Las Vegas, NV – It’s not often that the Nevada State Democratic Party agrees with Republican elected officials – but it appears we’ve found some common ground with Republican Treasurer Dan Schwartz, who’s now “virtually certain” he’ll run for Governor in 2018. In a new interview with Ray Hagar on Nevada Newsmakers, Treasurer Schwartz said casino billionaire and Republican mega-donor Sheldon Adelson "has bought" Attorney General Adam Laxalt and that ethical questions remain after the controversial incident where Laxalt asked Nevada's top gaming regulator to intervene in a lawsuit on Adelson’s behalf.
Nevada State Democratic Party spokesperson Stewart Boss released the following statement:
“As Treasurer Dan Schwartz gears up for 2018, he is raising questions about Adam Laxalt’s integrity as the centerpiece of his argument against the state’s hyper-partisan and self-serving Attorney General.
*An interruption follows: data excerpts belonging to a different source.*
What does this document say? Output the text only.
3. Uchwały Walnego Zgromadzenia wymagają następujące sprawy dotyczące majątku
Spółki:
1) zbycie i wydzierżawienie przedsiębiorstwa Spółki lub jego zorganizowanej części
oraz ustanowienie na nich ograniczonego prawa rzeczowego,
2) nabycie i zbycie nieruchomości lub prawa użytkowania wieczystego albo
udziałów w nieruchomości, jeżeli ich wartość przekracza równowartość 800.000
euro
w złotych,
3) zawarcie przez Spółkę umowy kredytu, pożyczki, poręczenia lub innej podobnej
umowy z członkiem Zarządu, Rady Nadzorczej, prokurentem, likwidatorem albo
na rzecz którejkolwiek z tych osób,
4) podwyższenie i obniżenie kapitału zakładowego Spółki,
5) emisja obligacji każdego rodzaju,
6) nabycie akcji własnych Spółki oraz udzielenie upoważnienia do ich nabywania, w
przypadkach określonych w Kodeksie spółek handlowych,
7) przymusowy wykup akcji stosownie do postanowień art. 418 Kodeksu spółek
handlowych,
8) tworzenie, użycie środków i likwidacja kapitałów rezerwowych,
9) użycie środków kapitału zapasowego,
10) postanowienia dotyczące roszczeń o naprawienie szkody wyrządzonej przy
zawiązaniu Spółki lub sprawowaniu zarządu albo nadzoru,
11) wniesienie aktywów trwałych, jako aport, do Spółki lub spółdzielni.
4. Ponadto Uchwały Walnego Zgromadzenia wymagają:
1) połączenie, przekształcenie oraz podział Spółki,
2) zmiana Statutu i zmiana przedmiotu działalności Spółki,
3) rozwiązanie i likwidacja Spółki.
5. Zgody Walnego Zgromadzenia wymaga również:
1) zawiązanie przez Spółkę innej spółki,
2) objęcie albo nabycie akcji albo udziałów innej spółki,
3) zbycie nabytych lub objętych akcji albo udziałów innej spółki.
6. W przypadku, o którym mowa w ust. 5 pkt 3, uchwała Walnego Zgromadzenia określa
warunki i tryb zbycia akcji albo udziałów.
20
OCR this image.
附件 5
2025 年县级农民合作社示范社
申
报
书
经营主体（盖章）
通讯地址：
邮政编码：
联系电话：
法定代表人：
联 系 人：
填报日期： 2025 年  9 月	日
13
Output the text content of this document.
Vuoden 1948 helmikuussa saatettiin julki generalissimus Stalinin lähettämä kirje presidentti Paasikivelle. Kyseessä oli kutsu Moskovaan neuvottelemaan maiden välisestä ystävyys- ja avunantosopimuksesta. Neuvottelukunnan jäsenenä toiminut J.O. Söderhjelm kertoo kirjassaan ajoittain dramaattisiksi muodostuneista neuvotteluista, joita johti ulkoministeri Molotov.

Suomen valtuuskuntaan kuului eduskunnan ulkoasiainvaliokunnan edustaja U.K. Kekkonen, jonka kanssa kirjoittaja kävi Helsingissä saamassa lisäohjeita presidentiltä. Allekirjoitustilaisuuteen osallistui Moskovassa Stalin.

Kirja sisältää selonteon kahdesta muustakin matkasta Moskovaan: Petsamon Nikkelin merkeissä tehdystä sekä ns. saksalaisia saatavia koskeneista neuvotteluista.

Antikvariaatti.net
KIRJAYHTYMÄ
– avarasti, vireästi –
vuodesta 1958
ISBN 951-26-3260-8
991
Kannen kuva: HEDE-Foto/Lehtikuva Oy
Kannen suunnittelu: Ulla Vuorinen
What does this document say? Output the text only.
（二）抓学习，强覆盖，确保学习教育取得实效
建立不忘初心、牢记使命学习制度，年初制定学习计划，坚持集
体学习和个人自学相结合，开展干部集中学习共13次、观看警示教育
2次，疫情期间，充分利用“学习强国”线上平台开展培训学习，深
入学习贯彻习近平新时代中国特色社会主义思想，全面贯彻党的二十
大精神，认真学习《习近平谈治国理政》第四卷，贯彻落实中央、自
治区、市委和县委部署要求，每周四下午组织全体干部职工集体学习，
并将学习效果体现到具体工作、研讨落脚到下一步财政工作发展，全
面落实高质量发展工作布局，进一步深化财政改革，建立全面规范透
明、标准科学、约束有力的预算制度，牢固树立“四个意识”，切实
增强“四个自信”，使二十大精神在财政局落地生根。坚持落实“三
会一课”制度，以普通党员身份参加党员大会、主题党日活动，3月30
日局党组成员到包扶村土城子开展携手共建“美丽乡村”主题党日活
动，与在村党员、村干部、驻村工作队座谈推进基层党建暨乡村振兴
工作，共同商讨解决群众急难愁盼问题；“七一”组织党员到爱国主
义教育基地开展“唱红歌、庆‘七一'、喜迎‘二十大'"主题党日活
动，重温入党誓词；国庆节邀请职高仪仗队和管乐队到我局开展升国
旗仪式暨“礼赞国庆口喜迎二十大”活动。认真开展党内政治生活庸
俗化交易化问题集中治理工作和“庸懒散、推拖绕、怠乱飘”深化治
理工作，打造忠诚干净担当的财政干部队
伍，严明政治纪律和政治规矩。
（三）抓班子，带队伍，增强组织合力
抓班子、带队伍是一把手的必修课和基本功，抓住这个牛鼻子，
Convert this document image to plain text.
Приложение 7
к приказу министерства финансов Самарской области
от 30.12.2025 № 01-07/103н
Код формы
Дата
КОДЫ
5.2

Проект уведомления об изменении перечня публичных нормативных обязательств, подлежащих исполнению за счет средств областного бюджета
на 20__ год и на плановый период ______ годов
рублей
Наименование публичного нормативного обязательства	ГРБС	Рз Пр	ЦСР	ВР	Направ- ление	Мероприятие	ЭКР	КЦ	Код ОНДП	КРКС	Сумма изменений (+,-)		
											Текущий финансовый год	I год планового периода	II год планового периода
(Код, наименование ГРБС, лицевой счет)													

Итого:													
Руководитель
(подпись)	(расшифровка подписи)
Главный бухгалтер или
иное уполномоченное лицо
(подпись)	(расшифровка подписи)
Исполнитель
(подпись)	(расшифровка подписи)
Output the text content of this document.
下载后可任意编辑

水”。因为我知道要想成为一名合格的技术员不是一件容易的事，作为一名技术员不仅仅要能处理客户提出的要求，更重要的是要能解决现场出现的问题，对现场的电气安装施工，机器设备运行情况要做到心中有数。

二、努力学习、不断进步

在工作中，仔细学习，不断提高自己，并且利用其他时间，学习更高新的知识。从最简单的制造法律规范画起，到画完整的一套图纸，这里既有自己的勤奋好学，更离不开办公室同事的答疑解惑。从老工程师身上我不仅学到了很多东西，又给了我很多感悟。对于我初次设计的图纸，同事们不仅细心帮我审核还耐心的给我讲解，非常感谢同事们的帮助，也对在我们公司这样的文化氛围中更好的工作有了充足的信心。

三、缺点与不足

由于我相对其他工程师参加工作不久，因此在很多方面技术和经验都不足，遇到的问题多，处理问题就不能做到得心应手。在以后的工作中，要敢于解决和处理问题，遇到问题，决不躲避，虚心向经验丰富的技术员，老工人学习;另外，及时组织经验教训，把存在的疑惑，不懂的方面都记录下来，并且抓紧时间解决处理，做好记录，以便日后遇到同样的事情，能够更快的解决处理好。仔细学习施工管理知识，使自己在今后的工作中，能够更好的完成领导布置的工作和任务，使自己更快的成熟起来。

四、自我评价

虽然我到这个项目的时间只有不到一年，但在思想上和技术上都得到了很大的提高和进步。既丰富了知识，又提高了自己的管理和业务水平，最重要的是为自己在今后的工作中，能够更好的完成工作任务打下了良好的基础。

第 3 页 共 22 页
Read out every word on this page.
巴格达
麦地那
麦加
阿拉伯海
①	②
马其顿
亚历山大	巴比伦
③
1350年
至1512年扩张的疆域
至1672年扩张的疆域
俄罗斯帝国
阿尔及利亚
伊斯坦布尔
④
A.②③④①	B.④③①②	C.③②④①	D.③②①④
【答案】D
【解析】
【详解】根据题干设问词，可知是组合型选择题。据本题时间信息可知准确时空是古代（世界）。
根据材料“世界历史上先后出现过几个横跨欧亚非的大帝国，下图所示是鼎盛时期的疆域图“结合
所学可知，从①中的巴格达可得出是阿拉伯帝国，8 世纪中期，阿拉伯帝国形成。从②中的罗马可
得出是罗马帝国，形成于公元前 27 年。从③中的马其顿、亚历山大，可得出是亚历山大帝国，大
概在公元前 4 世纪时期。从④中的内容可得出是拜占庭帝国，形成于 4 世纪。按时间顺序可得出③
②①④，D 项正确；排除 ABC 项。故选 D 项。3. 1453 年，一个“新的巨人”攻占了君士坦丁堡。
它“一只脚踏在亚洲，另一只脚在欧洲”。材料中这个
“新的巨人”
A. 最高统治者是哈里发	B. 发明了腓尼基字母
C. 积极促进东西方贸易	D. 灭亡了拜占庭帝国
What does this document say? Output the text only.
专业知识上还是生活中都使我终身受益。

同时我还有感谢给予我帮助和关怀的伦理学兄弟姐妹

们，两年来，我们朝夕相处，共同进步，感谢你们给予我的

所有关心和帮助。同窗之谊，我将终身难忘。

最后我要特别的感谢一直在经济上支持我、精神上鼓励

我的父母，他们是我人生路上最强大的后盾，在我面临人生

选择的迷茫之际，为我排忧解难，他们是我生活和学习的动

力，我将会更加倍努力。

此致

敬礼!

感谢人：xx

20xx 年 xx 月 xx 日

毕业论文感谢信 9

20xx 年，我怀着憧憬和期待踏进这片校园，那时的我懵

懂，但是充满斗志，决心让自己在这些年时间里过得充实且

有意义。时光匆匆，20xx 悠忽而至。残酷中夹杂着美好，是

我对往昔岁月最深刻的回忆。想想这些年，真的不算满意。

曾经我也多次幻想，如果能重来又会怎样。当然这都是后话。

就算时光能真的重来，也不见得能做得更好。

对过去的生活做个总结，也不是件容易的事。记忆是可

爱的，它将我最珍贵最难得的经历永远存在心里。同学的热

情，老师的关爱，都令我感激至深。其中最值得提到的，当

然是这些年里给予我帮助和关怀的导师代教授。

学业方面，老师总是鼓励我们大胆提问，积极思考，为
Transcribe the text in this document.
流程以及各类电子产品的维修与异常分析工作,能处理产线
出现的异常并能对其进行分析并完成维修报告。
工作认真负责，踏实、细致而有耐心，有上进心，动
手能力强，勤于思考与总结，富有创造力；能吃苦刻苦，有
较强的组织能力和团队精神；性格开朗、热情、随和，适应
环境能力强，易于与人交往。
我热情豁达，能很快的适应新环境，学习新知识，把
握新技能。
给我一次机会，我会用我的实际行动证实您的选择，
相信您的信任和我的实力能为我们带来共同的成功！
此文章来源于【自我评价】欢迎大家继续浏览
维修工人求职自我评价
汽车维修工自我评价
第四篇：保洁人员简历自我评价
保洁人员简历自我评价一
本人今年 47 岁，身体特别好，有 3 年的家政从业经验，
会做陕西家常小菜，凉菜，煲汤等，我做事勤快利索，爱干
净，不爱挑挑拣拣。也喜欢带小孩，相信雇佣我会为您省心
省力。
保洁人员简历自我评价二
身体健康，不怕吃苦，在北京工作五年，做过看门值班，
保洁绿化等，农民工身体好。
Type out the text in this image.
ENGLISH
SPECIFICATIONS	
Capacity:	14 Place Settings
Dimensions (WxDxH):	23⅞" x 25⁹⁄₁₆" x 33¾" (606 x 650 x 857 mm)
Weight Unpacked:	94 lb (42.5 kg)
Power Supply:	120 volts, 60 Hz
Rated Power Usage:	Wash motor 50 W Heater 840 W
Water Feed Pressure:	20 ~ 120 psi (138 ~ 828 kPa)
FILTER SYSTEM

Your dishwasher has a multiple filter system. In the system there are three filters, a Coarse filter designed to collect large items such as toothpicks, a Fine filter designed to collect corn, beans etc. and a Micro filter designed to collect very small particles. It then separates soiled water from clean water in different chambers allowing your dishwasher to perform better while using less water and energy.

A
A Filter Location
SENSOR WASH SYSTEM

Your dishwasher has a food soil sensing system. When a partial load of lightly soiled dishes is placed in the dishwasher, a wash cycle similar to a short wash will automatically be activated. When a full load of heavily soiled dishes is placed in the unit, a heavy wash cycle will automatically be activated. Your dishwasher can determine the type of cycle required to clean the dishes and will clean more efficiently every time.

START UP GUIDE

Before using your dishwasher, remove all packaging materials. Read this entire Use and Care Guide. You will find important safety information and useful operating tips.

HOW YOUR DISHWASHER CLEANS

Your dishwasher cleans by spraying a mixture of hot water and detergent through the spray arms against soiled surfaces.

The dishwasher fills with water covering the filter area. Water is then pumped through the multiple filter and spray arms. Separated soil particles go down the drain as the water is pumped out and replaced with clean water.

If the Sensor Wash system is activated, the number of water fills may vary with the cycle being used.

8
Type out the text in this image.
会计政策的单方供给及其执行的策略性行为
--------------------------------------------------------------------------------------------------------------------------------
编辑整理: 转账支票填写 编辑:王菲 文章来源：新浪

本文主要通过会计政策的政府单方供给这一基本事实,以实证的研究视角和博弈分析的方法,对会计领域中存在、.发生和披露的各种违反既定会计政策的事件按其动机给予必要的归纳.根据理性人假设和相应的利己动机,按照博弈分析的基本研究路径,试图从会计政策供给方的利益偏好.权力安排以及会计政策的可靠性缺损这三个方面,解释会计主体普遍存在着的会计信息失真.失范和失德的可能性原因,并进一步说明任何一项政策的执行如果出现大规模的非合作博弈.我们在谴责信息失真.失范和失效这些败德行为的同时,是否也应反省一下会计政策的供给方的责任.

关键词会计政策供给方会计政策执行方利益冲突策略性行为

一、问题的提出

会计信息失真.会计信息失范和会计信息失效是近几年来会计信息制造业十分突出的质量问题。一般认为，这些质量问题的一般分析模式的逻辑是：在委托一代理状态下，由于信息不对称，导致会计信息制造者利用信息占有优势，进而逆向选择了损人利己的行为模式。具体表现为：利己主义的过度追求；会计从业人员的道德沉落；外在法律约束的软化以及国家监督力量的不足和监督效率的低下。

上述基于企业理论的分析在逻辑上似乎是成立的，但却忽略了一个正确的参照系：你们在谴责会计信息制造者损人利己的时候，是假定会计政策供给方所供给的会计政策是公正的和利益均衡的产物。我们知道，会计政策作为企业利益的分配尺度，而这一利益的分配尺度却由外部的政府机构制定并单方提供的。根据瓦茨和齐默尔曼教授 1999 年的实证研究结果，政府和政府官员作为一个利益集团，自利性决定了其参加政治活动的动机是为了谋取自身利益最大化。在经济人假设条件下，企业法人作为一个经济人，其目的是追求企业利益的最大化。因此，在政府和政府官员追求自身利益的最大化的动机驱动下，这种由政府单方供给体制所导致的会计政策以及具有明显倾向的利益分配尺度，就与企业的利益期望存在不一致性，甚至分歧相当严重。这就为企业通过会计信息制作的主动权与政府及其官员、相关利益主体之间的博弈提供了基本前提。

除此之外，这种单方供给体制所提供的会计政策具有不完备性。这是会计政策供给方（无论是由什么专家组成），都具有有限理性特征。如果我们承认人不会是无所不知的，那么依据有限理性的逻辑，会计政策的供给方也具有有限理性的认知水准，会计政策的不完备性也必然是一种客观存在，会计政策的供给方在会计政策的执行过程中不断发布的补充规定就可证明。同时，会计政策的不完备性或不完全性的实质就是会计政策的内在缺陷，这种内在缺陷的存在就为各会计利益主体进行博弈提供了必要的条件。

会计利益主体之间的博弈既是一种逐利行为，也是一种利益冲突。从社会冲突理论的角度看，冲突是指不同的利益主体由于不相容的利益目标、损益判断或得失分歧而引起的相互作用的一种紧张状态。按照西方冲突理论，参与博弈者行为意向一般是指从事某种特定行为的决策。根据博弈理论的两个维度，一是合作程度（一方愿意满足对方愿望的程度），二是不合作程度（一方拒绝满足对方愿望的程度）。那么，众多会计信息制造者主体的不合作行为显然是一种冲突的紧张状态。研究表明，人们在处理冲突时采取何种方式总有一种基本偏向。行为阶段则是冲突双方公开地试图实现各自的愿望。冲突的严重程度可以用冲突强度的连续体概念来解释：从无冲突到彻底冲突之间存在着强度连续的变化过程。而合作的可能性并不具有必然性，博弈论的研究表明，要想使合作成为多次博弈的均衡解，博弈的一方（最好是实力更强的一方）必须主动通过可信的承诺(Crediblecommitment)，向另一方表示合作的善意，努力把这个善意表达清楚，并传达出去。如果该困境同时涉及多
Treasurer Schwartz sees what Nevada voters are clearly going to learn over the course of this campaign: Adam Laxalt is a puppet for his favorite billionaire and biggest campaign donor, and he is too unethical to be Nevada’s next Governor.”
Nevada Newsmakers: State Treasurer Schwartz 'virtually certain' he'll run for governor in 2018
July 19, 2017 - by Ray Hagar
Nevada State Treasurer Dan Schwartz said Wednesday it is "virtually certain" he will run for governor as a Republican in 2018.
Schwartz, speaking on Nevada Newsmakers, said he would officially announce his campaign in about two months.
"I am virtually certain I will do it," Schwartz said about running for governor. "I will probably announce sometime in September and have an exploratory committee in mid-August.
"It looks like this is going to happen," said the one-term treasurer, purported to be a millionaire.
Attorney General Adam Laxalt is considered the front-runner for the GOP gubernatorial nomination. He has already secured the financial backing of Nevada's richest citizen, Las Vegas Sands boss Sheldon Adelson.
Schwartz said he was not concerned about Adelson's financial support of Laxalt: "Sheldon is a good man. I'm not disparaging him. But this world is full of billionaires and full of millionaires. He's not the only guy in town."
Yet Adelson "has bought" Laxalt, Schwartz suggested.
He cited news reports earlier this year that Laxalt, on Adelson's behalf, urged Nevada's top gaming regulator to influence a high-stakes trial between Las Vegas Sands Corp. and its' former Macau CEO.
"I really question, and it is a question and not a statement, as to whether Sheldon has bought Adam," said Schwartz.
Gaming Control Board Chairman A.G. Burnett, the regulator in question, taped his conversation with Laxalt and turned it over to the FBI.
The FBI determined no crime had been committed by Laxalt, yet Schwartz said ethical questions remain.
"It is a statement of fact that the FBI did not find any criminal activity," Schwartz said. "But there is a real question as to how you are using your position, in this case attorney general, to appear before a public board, which is the Gaming Control Board, and effectively advocate for that board to intervene on behalf of someone else who is not your client.
"That is where the distinction (between crime and ethics) comes in," he said
"Do you think if it were someone else who had not donated $50,000 to his campaign, that Adam would have shown the same intensity of getting a hold of Mr. Burnett?" Schwartz said.
"This to me, makes me even more nervous about the attorney general," Schwartz added. "If you are in the pocket of the state's richest citizen, what does this suggest for your administration if you're elected governor?"
Asked if Laxalt and Roberson are both "in Adelson's pocket," Schwartz said, "I believe they are."